EDITOR NOTE: Here’s something to seriously think about. Regulatory measures in the financial sector and banking industry are supposedly there to protect customers and depositors like you and me. I suppose that’s why they’re often written in “legalese” or jargon so that the American public can fully understand what it says (because we must all communicate in legalese/jargon on an everyday basis). That’s why some of the most important measures that might affect your financial well-being are buried in volumes of incomprehensible paragraphs or, even better, pages. So the stuff that’s important to you and me can easily be found. If you’ve read our Bank Failure Survival Guide, you’ll surely have recognized the “bail-in” procedure describing how your funds can get frozen in the event of a banking collapse--as the regulators assumed you’ve read it and understood it. Haven’t you? Adding more to the critical information that’s designed to protect you as a depositor, the Fed has released “public sections” describing "resolutions plans” (as we all know what that means) for a number of large banks in the event of bankruptcies. It’s designed for “public consumption,” so you can bet that the regulators want you to read it. And it’s formatted in a way that’s 100% comprehensive. We’re being sarcastic, of course, because the truth behind it is absolutely cynical.
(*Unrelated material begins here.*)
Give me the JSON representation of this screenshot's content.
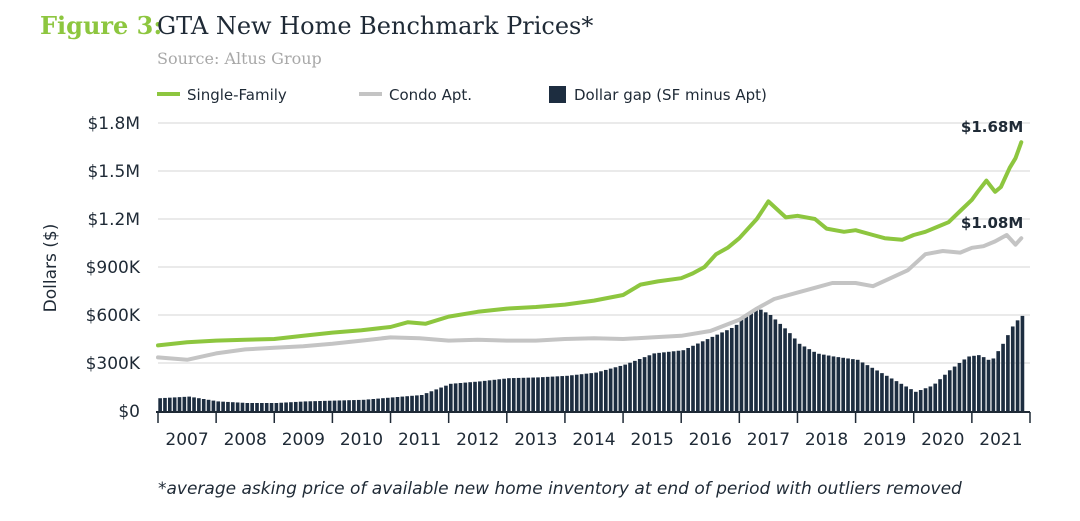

The Federal Reserve Board and the Federal Deposit Insurance Corporation (FDIC) today released the public sections of eight large domestic firms' resolution plans, which are required by the Dodd-Frank Act and commonly known as living wills.
Resolution plans describe the company's strategy for rapid and orderly resolution under bankruptcy in the event of material financial distress or failure. Eight firms were required to submit targeted resolution plans by July 1: Bank of America Corporation; The Bank of New York Mellon Corporation; Citigroup Inc.; The Goldman Sachs Group, Inc.; JPMorgan Chase & Co.; Morgan Stanley; State Street Corporation; and Wells Fargo & Company.
By regulation, resolution plans must be divided into public and confidential sections. To foster transparency, the agencies have required each firm's public section to summarize certain elements of the resolution plan.
The public sections of the resolution plans are available on the FDIC's and the Federal Reserve's websites.